CONSOMMATION En 2015, le gendarme de la concurrence a sanctionné des dizaines d’entreprises, principalement pour des ententes sur les prix

C’est un record. L’an dernier, l’Autorité de la concurrence a infligé quelque 1,25 milliard d’euros d’amendes aux entreprises françaises… Un niveau qui n’avait jamais été atteint, comme l’a révèlé cette institution ce mercredi. Le gendarme de la concurrence a poursuivi et condamné ces entreprises principalement pour des faits d’ententes sur les prix. Des ententes qui sont parfaitement illégales et surtout, qui nuisent à la concurrence et donc au portefeuille des consommateurs. 20 Minutes revient sur les quatre plus gros coups de l’Autorité en 2015.

Les faits : Entre 2000 et 2007, la quasi-totalité des industriels du monde de la volaille (poulet, dinde, canard, pintade, lapin) et deux organisations professionnelles se réunissent régulièrement pour s’entendre sur les prix qu’ils souhaitent négocier avec leurs clients – les acteurs de la grande distribution et les marchés de gros. La concurrence est donc faussée, surtout entre fin 2006 et fin 2007, période pendant laquelle les professionnels se retrouvent clandestinement à près de 60 reprises. En 2007, la Direction générale de la répression des fraudes (DGCCRF) lance une enquête et réalise plusieurs saisies.
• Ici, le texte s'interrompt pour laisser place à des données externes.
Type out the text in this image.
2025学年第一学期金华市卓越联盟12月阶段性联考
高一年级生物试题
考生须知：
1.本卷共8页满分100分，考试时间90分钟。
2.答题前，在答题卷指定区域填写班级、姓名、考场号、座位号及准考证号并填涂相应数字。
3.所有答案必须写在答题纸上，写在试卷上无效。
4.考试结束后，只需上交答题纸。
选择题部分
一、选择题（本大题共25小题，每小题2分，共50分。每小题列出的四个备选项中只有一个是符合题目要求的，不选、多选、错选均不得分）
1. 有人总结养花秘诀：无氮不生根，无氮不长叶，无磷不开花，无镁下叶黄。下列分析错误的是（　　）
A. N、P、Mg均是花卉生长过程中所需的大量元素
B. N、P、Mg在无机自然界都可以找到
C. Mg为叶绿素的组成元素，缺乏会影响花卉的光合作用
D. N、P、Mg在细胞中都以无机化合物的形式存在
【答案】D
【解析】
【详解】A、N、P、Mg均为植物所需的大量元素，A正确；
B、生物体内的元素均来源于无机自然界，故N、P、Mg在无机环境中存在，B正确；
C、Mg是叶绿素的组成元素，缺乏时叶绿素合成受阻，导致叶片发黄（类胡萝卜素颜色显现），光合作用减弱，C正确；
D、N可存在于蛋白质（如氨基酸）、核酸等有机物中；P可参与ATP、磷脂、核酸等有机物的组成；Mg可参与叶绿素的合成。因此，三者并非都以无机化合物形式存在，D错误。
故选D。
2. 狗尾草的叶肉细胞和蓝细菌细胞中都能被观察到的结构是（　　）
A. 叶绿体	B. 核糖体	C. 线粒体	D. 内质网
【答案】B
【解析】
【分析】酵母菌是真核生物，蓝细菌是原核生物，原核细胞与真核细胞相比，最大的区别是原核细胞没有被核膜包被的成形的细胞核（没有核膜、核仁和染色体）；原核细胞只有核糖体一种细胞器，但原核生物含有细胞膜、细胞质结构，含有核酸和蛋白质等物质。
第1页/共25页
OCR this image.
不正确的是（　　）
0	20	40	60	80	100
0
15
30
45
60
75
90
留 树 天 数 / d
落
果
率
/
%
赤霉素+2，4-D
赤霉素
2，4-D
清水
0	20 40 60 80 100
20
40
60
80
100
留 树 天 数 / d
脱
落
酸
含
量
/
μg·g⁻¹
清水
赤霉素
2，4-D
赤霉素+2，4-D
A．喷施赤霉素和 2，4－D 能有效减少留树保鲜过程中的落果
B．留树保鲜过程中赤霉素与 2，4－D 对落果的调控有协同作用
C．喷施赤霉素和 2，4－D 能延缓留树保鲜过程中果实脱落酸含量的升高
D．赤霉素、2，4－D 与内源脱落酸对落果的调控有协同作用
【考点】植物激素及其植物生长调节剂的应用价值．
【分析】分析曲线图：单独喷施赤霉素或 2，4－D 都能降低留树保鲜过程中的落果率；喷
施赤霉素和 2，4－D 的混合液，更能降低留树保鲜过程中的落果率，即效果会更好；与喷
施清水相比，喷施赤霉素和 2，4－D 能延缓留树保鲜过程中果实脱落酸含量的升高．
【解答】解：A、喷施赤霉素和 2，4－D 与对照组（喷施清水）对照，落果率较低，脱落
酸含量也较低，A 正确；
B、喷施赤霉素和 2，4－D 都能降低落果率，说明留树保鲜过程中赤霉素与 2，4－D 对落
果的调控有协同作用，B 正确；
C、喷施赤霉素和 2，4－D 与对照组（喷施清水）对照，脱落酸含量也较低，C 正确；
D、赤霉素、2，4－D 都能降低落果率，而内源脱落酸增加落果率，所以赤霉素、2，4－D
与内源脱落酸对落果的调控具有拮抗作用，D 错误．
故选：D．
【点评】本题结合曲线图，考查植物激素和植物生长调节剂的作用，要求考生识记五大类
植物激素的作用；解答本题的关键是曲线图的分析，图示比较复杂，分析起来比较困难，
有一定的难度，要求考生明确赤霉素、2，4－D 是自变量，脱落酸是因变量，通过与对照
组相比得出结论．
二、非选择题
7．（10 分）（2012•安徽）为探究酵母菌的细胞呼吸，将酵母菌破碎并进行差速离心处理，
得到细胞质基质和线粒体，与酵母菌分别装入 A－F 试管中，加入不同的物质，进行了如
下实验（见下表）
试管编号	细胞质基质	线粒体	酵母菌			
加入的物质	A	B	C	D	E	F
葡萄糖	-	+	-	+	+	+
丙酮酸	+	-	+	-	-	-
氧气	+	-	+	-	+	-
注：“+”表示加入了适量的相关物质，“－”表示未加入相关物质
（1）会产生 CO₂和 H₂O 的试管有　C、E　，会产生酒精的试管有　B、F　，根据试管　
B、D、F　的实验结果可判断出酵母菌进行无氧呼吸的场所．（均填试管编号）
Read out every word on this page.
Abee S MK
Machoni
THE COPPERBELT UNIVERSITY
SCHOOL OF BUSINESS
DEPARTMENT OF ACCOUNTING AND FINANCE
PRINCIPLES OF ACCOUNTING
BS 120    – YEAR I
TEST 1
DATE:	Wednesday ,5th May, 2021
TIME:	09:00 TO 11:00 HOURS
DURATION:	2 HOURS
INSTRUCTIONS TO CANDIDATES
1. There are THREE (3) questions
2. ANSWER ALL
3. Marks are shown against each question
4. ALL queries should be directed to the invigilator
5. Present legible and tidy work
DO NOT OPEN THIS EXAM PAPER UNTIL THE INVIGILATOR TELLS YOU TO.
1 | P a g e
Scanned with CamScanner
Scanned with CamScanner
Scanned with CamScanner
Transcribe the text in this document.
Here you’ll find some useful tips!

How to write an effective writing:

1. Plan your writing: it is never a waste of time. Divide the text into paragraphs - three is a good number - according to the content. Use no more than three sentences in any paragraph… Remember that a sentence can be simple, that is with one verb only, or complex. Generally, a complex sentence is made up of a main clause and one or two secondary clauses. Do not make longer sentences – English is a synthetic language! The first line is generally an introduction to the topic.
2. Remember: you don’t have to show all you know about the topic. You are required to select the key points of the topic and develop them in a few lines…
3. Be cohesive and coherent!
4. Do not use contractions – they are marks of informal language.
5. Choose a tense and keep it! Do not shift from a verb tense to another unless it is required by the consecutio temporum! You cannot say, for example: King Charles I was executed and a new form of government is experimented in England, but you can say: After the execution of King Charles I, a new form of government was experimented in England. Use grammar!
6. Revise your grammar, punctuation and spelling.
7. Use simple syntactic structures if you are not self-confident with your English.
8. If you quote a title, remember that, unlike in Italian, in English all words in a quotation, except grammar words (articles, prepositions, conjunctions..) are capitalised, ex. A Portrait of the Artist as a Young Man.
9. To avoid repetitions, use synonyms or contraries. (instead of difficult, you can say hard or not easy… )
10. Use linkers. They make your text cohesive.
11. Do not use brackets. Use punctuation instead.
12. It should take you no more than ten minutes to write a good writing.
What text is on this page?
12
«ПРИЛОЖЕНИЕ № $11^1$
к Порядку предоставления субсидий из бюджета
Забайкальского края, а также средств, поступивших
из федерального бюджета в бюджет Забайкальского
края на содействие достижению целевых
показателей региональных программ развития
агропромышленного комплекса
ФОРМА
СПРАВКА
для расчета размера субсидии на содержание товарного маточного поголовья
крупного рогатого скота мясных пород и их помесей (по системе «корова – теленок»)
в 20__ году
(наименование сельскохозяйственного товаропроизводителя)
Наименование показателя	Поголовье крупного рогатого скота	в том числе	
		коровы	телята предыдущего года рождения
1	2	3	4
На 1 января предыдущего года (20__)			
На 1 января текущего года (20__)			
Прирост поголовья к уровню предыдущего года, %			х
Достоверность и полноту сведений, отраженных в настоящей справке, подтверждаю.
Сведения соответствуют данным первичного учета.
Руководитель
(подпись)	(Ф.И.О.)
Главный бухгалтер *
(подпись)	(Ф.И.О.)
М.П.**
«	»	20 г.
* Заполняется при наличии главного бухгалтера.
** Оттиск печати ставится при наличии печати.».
Son rapport est transmis en avril 2011 à l’Autorité de la concurrence.

La sanction : Le 5 mai 2015, l’Autorité de la concurrence condamne les deux organisations professionnelles et 21 industriels à une amende de 15,2 millions d’euros. Cette sanction aurait dû être beaucoup plus élevée, mais le gendarme de la concurrence a décidé de la jouer cool avec ce secteur en très grandes difficultés économiques. L’Autorité croit par ailleurs en l’engagement des professionnels à créer une interprofession, organisation qui devrait leur permettre de mieux négocier avec la grande distribution, sans basculer dans l’illégalité.
Des vaches à lait

Les faits : Entre 2006 et 2012, des fabricants de produits laitiers sous marques de distributeurs décident de s’entendre sur les prix et de se répartir les volumes dans les grandes surfaces. Le système est très sophistiqué : les réunions se tiennent dans des hôtels réservés à tour de rôle par les participants. Les lieux changent à chaque fois pour des raisons de discrétion. Les fabricants communiquent également entre eux via des téléphones portables secrets dédiés à l’entente. Ainsi, pour protéger leur cartel, les lignes ne sont pas officiellement attribuées aux utilisateurs et leur nom n’apparaissait pas sur les factures.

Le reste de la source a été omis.